The over use of the term "complete and balanced diet" has created doubt in pet owner minds and made a comfortable basis for which multi-nationals could continue to spread deceit. Confused consumers are led to believe that feeding dogs correctly is a difficult science they can't manage. Even just the title of Hills "Science" Diet is enough to make a pet parent assume that it must be good, because it’s based on science. The introduction of veterinary "prescription" diets has only confounded pet owners more. If you are told by a vet that you pet requires a specific food manufactured for a specific condition that your pet suffers then you believe that this is so.
I believe the current situation is comparable to the perception of smoking in the 1950's; despite Richard Dolls findings on the adverse effects of smoking publicized in 1949, it wasn't until the 1970's that the public started to changed their smoking habits. The key change in the turning point for this is cited as "the medias reporting of the dangers of smoking as proven, rather than "controversial" (Patrick 2006). The denial of the adverse effects of smoking from tobacco companies for many years is much like the denial we are seeing from pet food companies of today, insinuating that their offerings of "complete and balanced" meals in a highly processed and cooked dry biscuit is the best we can do for our pets nutritionally.
Owners spending more on "premium" and "veterinary grade" diets believe that they are doing better for their pets than the sub-standard dry food available at supermarkets. This is due to the trust people place in their veterinarians, and the fact that most advice on canine and feline nutrition is to speak to a vet. Whilst yes, veterinarians are highly skilled and educated individuals on pet medicine, most are only educated on few and specific ways of feeding- commercial diets produced by the largest pet food companies Hills and Royal Canin. The Hills Veterinary Nutritional Advocate Course states misinformation such as “Still, it is BEST to advise clients not to feed any form of people food." (Veterinary Nutritional Advocate, 2017).
The third main reason I think the misconceptions have advanced is that most of the problems caused are "invisible to the owners’ eye" (Patrick, 2006, p 13). Yes, we are now very aware that processed food is bad for humans and fresh is best, but pet owners have not yet put together the pieces of the poor nutrition puzzle- kibble is causing sicknesses in pets like ongoing allergy problems, obesity, cancer and a plethora of other ailments.
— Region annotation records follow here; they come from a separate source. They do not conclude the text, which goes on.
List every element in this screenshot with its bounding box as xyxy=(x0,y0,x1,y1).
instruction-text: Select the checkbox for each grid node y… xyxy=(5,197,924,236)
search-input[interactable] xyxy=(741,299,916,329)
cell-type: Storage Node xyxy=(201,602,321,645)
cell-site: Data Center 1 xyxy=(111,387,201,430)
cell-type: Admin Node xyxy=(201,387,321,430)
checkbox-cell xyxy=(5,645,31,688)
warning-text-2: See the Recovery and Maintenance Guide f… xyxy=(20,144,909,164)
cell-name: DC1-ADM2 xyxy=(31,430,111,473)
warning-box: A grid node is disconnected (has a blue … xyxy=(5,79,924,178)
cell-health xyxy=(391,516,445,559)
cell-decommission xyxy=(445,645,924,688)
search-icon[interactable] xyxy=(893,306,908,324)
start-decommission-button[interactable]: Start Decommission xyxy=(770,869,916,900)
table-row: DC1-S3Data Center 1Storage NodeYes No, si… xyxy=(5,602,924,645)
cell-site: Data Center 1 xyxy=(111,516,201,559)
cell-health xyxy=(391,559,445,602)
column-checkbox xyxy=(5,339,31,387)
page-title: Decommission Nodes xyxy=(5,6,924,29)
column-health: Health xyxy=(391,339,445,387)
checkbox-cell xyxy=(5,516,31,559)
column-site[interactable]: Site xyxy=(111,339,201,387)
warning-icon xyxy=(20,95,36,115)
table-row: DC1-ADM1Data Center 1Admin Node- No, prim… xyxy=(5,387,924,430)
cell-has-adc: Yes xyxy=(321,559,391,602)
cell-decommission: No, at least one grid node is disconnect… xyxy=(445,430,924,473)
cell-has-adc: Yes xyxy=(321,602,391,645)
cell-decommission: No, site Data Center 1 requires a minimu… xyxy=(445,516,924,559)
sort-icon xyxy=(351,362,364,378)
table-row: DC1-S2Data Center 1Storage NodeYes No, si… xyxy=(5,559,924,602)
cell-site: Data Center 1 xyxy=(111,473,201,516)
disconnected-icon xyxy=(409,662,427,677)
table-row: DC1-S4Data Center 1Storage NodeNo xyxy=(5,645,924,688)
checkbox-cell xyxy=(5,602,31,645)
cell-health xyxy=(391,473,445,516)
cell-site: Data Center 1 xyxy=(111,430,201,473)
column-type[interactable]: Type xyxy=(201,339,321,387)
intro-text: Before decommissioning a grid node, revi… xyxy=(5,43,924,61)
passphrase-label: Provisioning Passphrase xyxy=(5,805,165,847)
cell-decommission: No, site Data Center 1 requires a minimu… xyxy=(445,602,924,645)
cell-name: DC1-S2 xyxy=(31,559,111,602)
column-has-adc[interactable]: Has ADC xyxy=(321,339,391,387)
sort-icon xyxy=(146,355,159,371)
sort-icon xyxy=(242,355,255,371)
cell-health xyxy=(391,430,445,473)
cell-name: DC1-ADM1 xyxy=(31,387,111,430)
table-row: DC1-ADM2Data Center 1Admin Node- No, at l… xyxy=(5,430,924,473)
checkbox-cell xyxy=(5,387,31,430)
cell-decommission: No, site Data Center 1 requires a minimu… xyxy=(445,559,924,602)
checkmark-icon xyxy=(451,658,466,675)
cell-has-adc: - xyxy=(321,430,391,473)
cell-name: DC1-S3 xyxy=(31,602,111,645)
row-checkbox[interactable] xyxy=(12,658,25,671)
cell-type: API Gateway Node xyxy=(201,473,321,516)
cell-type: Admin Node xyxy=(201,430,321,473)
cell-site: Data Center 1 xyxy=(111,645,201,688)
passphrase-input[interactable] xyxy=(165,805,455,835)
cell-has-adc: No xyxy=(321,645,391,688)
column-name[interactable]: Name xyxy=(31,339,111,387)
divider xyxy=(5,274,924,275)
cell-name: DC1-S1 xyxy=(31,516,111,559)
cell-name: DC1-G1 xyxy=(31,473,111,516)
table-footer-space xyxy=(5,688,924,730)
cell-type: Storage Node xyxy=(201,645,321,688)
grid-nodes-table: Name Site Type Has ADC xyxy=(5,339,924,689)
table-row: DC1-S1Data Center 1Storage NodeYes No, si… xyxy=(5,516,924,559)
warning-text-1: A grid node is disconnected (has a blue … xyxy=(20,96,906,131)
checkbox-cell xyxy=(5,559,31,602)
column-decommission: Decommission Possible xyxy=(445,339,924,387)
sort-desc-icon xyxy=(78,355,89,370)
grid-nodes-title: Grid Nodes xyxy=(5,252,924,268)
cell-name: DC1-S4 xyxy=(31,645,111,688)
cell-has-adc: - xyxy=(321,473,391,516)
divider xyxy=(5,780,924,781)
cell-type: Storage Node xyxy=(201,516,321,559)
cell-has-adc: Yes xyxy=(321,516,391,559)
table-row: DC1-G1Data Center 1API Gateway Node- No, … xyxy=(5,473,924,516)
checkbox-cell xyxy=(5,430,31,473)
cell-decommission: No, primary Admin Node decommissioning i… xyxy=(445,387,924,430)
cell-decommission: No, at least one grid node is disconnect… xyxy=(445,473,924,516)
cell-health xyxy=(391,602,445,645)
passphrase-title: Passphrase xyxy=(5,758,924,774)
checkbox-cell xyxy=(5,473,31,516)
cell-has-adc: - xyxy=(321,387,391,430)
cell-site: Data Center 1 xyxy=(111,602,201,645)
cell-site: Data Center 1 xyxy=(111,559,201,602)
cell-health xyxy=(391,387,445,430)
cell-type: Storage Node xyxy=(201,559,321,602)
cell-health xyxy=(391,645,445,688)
It is only a matter of time before consumers apply the same logic of our own nutrition to our pets- we know that cheap and convenient is generally bad for us. I think it is difficult for many consumers to stomach that what we have been doing for so long is inherently wrong and has been making our pets sick. No pet owner would knowingly do something every day so harmful to their pets. It is the invisibility of the problem that has allowed it to persist. Whilst yes "the pricing logic alone should persuade that the animal receives less than adequate nutrition" (Patrick, 2006, p. 60), but while consumers continue being lied to by handsome vets on shiny ads, convenience for perceived value will reign supreme.
A combination of several damaging factors is what has allowed myths and misconceptions about the way we feed our pets to develop and flourish. By educating consumers we can only hope to unravel the ways in which large pet food companies have twisted the truth of what really is a "complete and balanced diet" for all our furry family members.